CRASH_alpha: coupling continuum and line radiative transfer

TL;DR

CRASH_alpha is a novel radiative transfer code that efficiently simulates coupled Ly_alpha and ionizing photon propagation in evolving gas, revealing the importance of joint evolution for accurate spectral predictions in cosmology.

Contribution

It introduces the first coupled continuum and line radiative transfer algorithm with a statistical approach, significantly improving computational speed and accuracy in cosmological simulations.

Findings

The code achieves high agreement with detailed Ly_alpha transfer simulations.

Emerging spectra retain memory of ionization history.

Differences in spectra can significantly impact cosmological observations.

Abstract

In this paper we present CRASH_alpha, the first radiative transfer code for cosmological application that follows the parallel propagation of Ly_alpha and ionizing photons.

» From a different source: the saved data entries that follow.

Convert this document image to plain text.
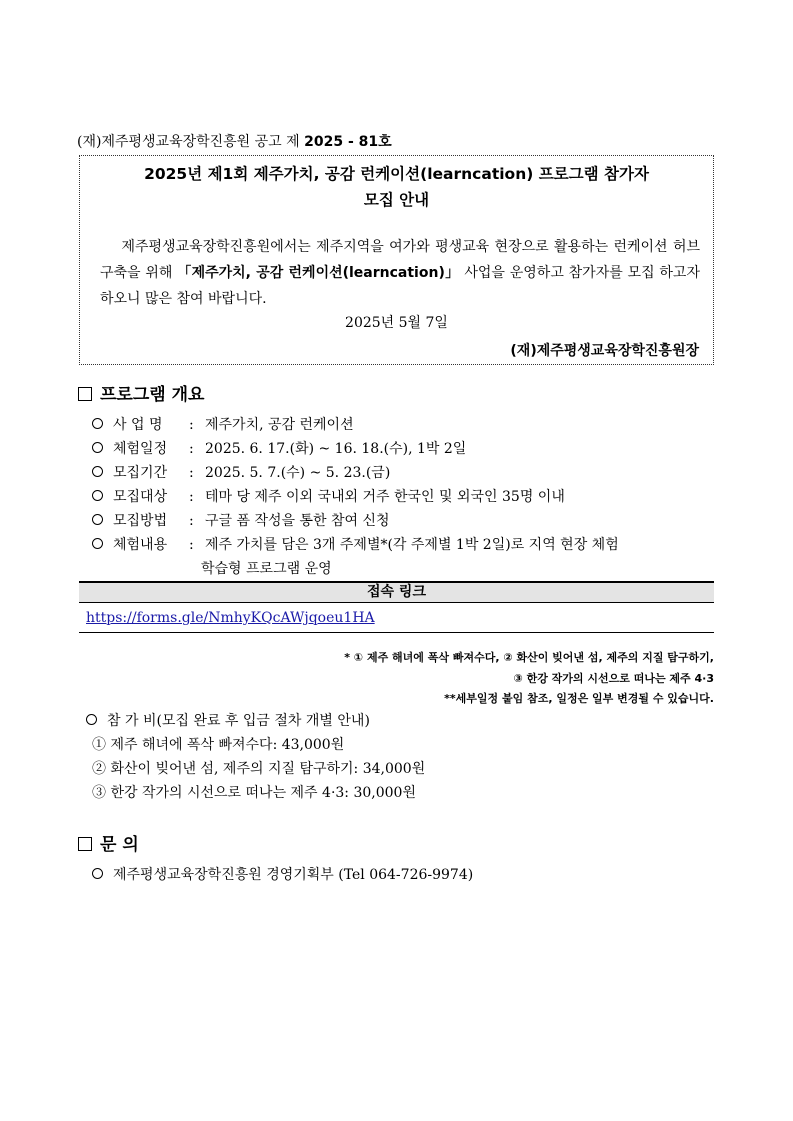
(재)제주평생교육장학진흥원 공고 제 2025 - 81호
2025년 제1회 제주가치, 공감 런케이션(learncation) 프로그램 참가자
모집 안내
제주평생교육장학진흥원에서는 제주지역을 여가와 평생교육 현장으로 활용하는 런케이션 허브 구축을 위해 「제주가치, 공감 런케이션(learncation)」 사업을 운영하고 참가자를 모집 하고자 하오니 많은 참여 바랍니다.
2025년 5월 7일
(재)제주평생교육장학진흥원장
프로그램 개요
사 업 명 : 제주가치, 공감 런케이션
체험일정 : 2025. 6. 17.(화) ~ 16. 18.(수), 1박 2일
모집기간 : 2025. 5. 7.(수) ~ 5. 23.(금)
모집대상 : 테마 당 제주 이외 국내외 거주 한국인 및 외국인 35명 이내
모집방법 : 구글 폼 작성을 통한 참여 신청
체험내용 : 제주 가치를 담은 3개 주제별*(각 주제별 1박 2일)로 지역 현장 체험
학습형 프로그램 운영
접속 링크
https://forms.gle/NmhyKQcAWjqoeu1HA
* ① 제주 해녀에 폭삭 빠져수다, ② 화산이 빚어낸 섬, 제주의 지질 탐구하기,
③ 한강 작가의 시선으로 떠나는 제주 4·3
**세부일정 붙임 참조, 일정은 일부 변경될 수 있습니다.
참 가 비(모집 완료 후 입금 절차 개별 안내)
① 제주 해녀에 폭삭 빠져수다: 43,000원
② 화산이 빚어낸 섬, 제주의 지질 탐구하기: 34,000원
③ 한강 작가의 시선으로 떠나는 제주 4·3: 30,000원
문 의
제주평생교육장학진흥원 경영기획부 (Tel 064-726-9974)
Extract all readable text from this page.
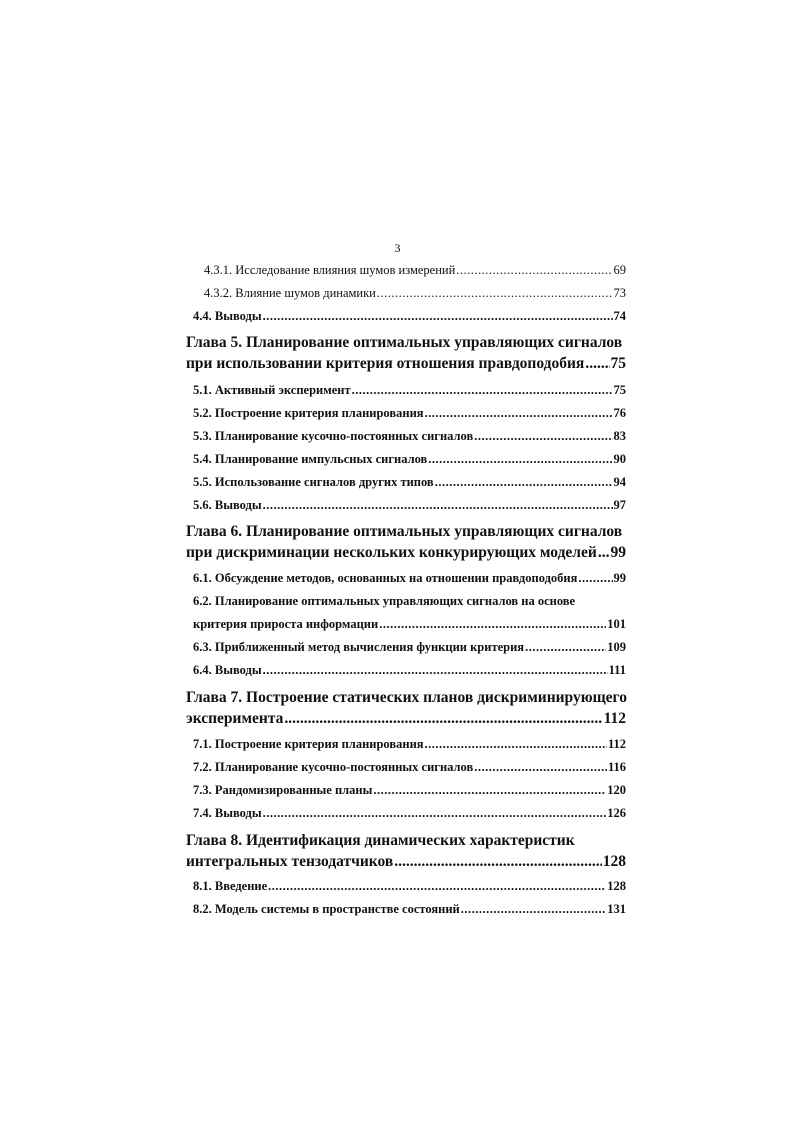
3
4.3.1. Исследование влияния шумов измерений .....	69
4.3.2. Влияние шумов динамики .....	73
4.4. Выводы .....	74
Глава 5. Планирование оптимальных управляющих сигналов
при использовании критерия отношения правдоподобия ..... 75
5.1. Активный эксперимент .....	75
5.2. Построение критерия планирования .....	76
5.3. Планирование кусочно-постоянных сигналов .....	83
5.4. Планирование импульсных сигналов .....	90
5.5. Использование сигналов других типов .....	94
5.6. Выводы .....	97
Глава 6. Планирование оптимальных управляющих сигналов
при дискриминации нескольких конкурирующих моделей ..... 99
6.1. Обсуждение методов, основанных на отношении правдоподобия .....	99
6.2. Планирование оптимальных управляющих сигналов на основе
критерия прироста информации .....	101
6.3. Приближенный метод вычисления функции критерия .....	109
6.4. Выводы .....	111
Глава 7. Построение статических планов дискриминирующего
эксперимента .....	112
7.1. Построение критерия планирования .....	112
7.2. Планирование кусочно-постоянных сигналов .....	116
7.3. Рандомизированные планы .....	120
7.4. Выводы .....	126
Глава 8. Идентификация динамических характеристик
интегральных тензодатчиков .....	128
8.1. Введение .....	128
8.2. Модель системы в пространстве состояний .....	131
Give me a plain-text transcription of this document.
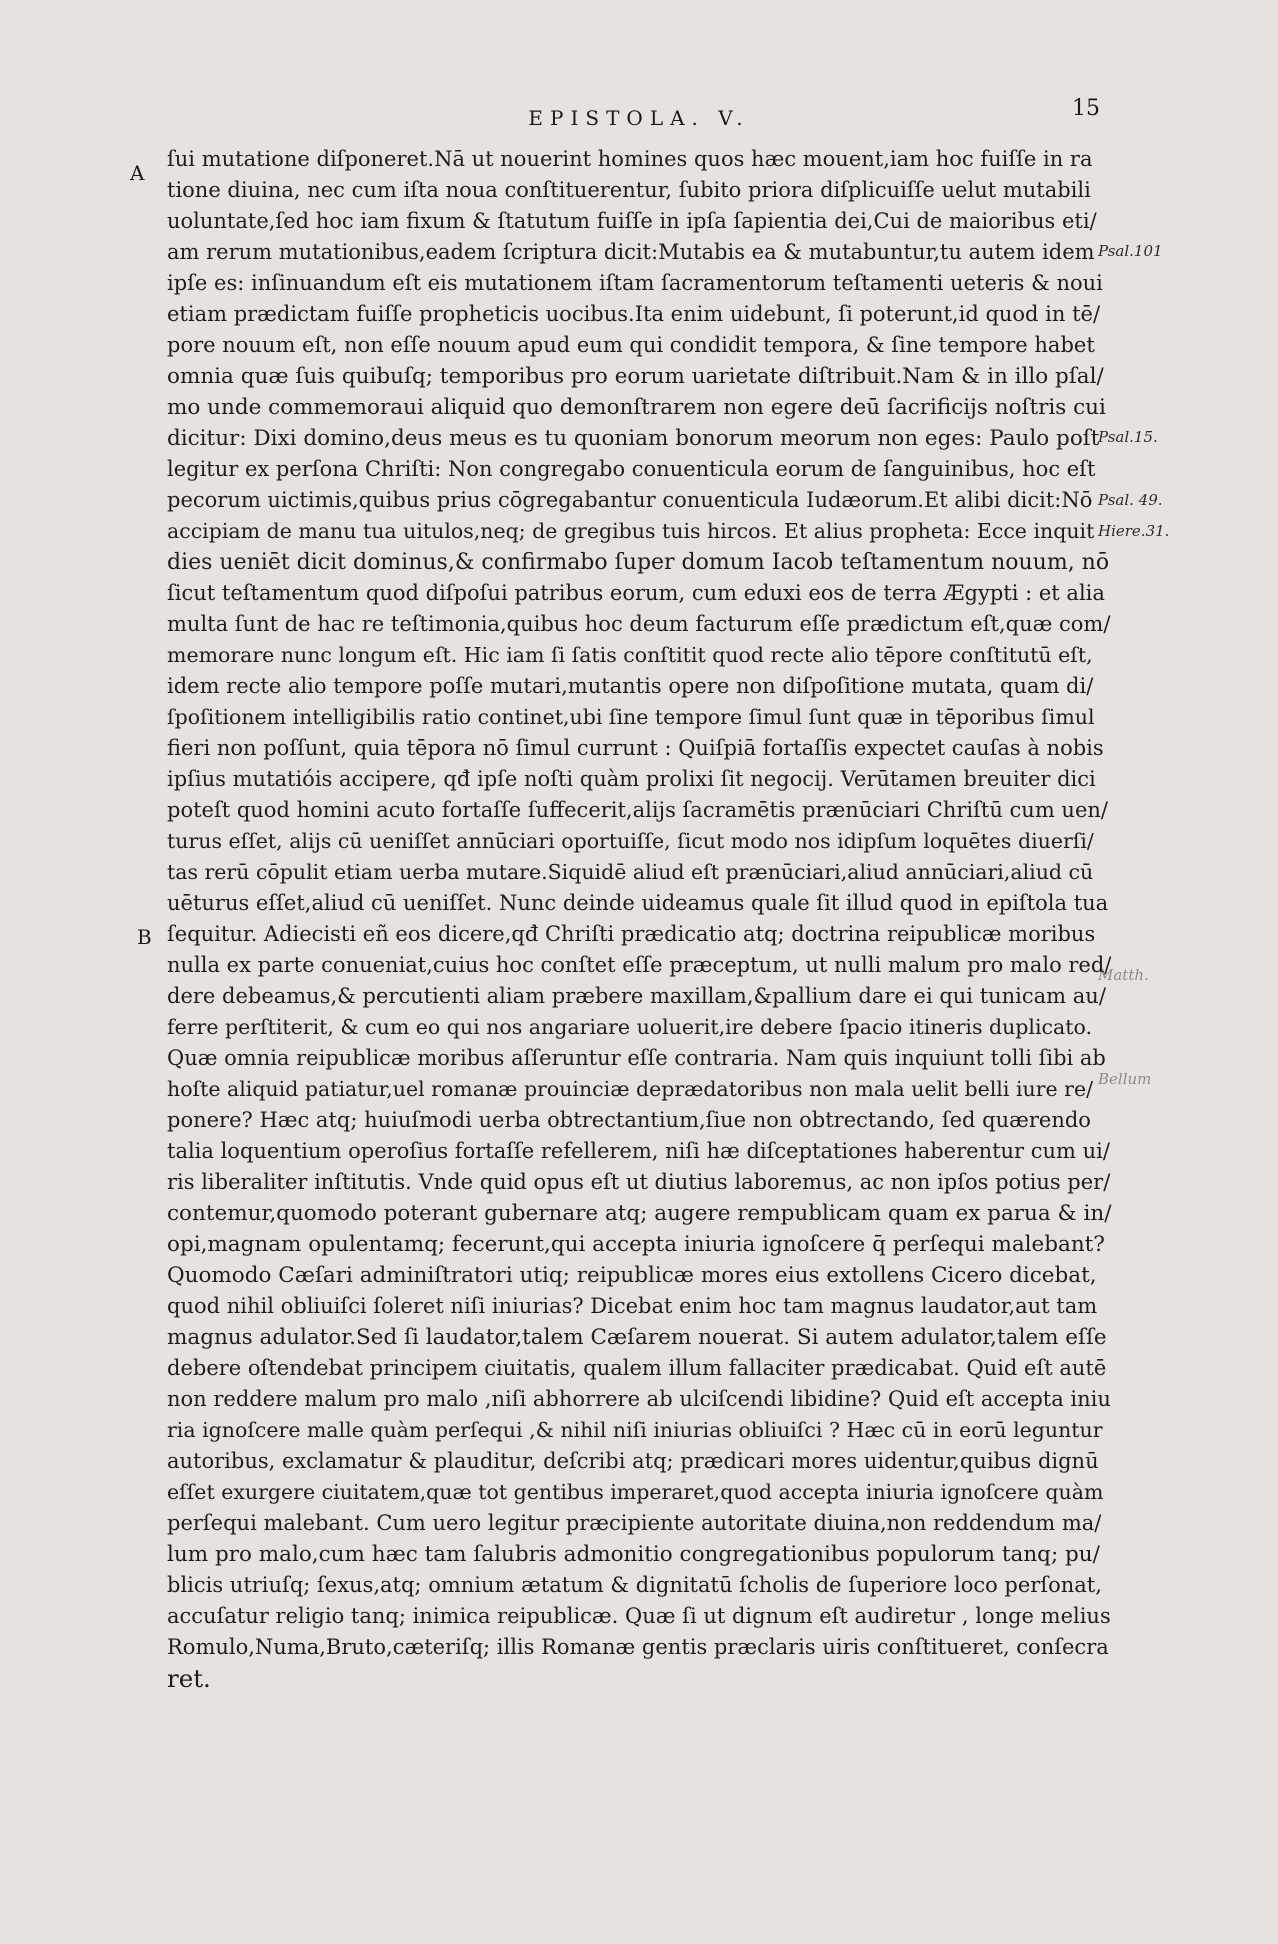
EPISTOLA. V.	15
A
B
Psal.101
Psal.15.
Psal. 49.
Hiere.31.
Matth.
Bellum
ſui mutatione diſponeret.Nā ut nouerint homines quos hæc mouent,iam hoc fuiſſe in ra
tione diuina, nec cum iſta noua conſtituerentur, ſubito priora diſplicuiſſe uelut mutabili
uoluntate,ſed hoc iam fixum & ſtatutum fuiſſe in ipſa ſapientia dei,Cui de maioribus eti/
am rerum mutationibus,eadem ſcriptura dicit:Mutabis ea & mutabuntur,tu autem idem
ipſe es: inſinuandum eſt eis mutationem iſtam ſacramentorum teſtamenti ueteris & noui
etiam prædictam fuiſſe propheticis uocibus.Ita enim uidebunt, ſi poterunt,id quod in tē/
pore nouum eſt, non eſſe nouum apud eum qui condidit tempora, & ſine tempore habet
omnia quæ ſuis quibuſq; temporibus pro eorum uarietate diſtribuit.Nam & in illo pſal/
mo unde commemoraui aliquid quo demonſtrarem non egere deū ſacrificijs noſtris cui
dicitur: Dixi domino,deus meus es tu quoniam bonorum meorum non eges: Paulo poſt
legitur ex perſona Chriſti: Non congregabo conuenticula eorum de ſanguinibus, hoc eſt
pecorum uictimis,quibus prius cōgregabantur conuenticula Iudæorum.Et alibi dicit:Nō
accipiam de manu tua uitulos,neq; de gregibus tuis hircos. Et alius propheta: Ecce inquit
dies ueniēt dicit dominus,& confirmabo ſuper domum Iacob teſtamentum nouum, nō
ſicut teſtamentum quod diſpoſui patribus eorum, cum eduxi eos de terra Ægypti : et alia
multa ſunt de hac re teſtimonia,quibus hoc deum facturum eſſe prædictum eſt,quæ com/
memorare nunc longum eſt. Hic iam ſi ſatis conſtitit quod recte alio tēpore conſtitutū eſt,
idem recte alio tempore poſſe mutari,mutantis opere non diſpoſitione mutata, quam di/
ſpoſitionem intelligibilis ratio continet,ubi ſine tempore ſimul ſunt quæ in tēporibus ſimul
fieri non poſſunt, quia tēpora nō ſimul currunt : Quiſpiā fortaſſis expectet cauſas à nobis
ipſius mutatióis accipere, qđ ipſe noſti quàm prolixi ſit negocij. Verūtamen breuiter dici
poteſt quod homini acuto fortaſſe ſuffecerit,alijs ſacramētis prænūciari Chriſtū cum uen/
turus eſſet, alijs cū ueniſſet annūciari oportuiſſe, ſicut modo nos idipſum loquētes diuerſi/
tas rerū cōpulit etiam uerba mutare.Siquidē aliud eſt prænūciari,aliud annūciari,aliud cū
uēturus eſſet,aliud cū ueniſſet. Nunc deinde uideamus quale ſit illud quod in epiſtola tua
ſequitur. Adiecisti eñ eos dicere,qđ Chriſti prædicatio atq; doctrina reipublicæ moribus
nulla ex parte conueniat,cuius hoc conſtet eſſe præceptum, ut nulli malum pro malo red/
dere debeamus,& percutienti aliam præbere maxillam,&pallium dare ei qui tunicam au/
ferre perſtiterit, & cum eo qui nos angariare uoluerit,ire debere ſpacio itineris duplicato.
Quæ omnia reipublicæ moribus aſſeruntur eſſe contraria. Nam quis inquiunt tolli ſibi ab
hoſte aliquid patiatur,uel romanæ prouinciæ deprædatoribus non mala uelit belli iure re/
ponere? Hæc atq; huiuſmodi uerba obtrectantium,ſiue non obtrectando, ſed quærendo
talia loquentium operoſius fortaſſe refellerem, niſi hæ diſceptationes haberentur cum ui/
ris liberaliter inſtitutis. Vnde quid opus eſt ut diutius laboremus, ac non ipſos potius per/
contemur,quomodo poterant gubernare atq; augere rempublicam quam ex parua & in/
opi,magnam opulentamq; fecerunt,qui accepta iniuria ignoſcere q̄ perſequi malebant?
Quomodo Cæſari adminiſtratori utiq; reipublicæ mores eius extollens Cicero dicebat,
quod nihil obliuiſci ſoleret niſi iniurias? Dicebat enim hoc tam magnus laudator,aut tam
magnus adulator.Sed ſi laudator,talem Cæſarem nouerat. Si autem adulator,talem eſſe
debere oſtendebat principem ciuitatis, qualem illum fallaciter prædicabat. Quid eſt autē
non reddere malum pro malo ,niſi abhorrere ab ulciſcendi libidine? Quid eſt accepta iniu
ria ignoſcere malle quàm perſequi ,& nihil niſi iniurias obliuiſci ? Hæc cū in eorū leguntur
autoribus, exclamatur & plauditur, deſcribi atq; prædicari mores uidentur,quibus dignū
eſſet exurgere ciuitatem,quæ tot gentibus imperaret,quod accepta iniuria ignoſcere quàm
perſequi malebant. Cum uero legitur præcipiente autoritate diuina,non reddendum ma/
lum pro malo,cum hæc tam ſalubris admonitio congregationibus populorum tanq; pu/
blicis utriuſq; ſexus,atq; omnium ætatum & dignitatū ſcholis de ſuperiore loco perſonat,
accuſatur religio tanq; inimica reipublicæ. Quæ ſi ut dignum eſt audiretur , longe melius
Romulo,Numa,Bruto,cæteriſq; illis Romanæ gentis præclaris uiris conſtitueret, conſecra
ret.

CRASH_alpha is a version of the continuum radiative transfer code CRASH with a new algorithm to follow the propagation of Ly_alpha photons through a gas configuration whose ionization structure is evolving. The implementation introduces the time evolution for Ly_alpha photons (a feature commonly neglected in line radiative transfer codes) and, to reduce the computational time needed to follow each scattering, adopts a statistical approach to the Ly_alpha treatment by making extensive use of pre-compiled tables. With this statistical approach we experience a drastic increase of the computational speed and, at the same time, an excellent agreement with the full Ly_alpha radiative transfer computations of the code MCLy_alpha. We find that the emerging spectra keep memory of the ionization history which generates a given ionization configuration of the gas and, to properly account for this effect, a self-consistent joint evolution of line and ionizing continuum radiation as implemented in CRASH_alpha is necessary. A comparison between the results from our code and from Ly_alpha scattering alone on a fixed HI density field shows that the extent of the difference between the emerging spectra depends on the particular configuration considered, but it can be substantial and can thus affect the physical interpretation of the problem at hand. These differences should furthermore be taken into account when computing the impact of the Ly_alpha radiation on e.g. the observability of the 21 cm line from neutral hydrogen at epochs preceeding complete reionization.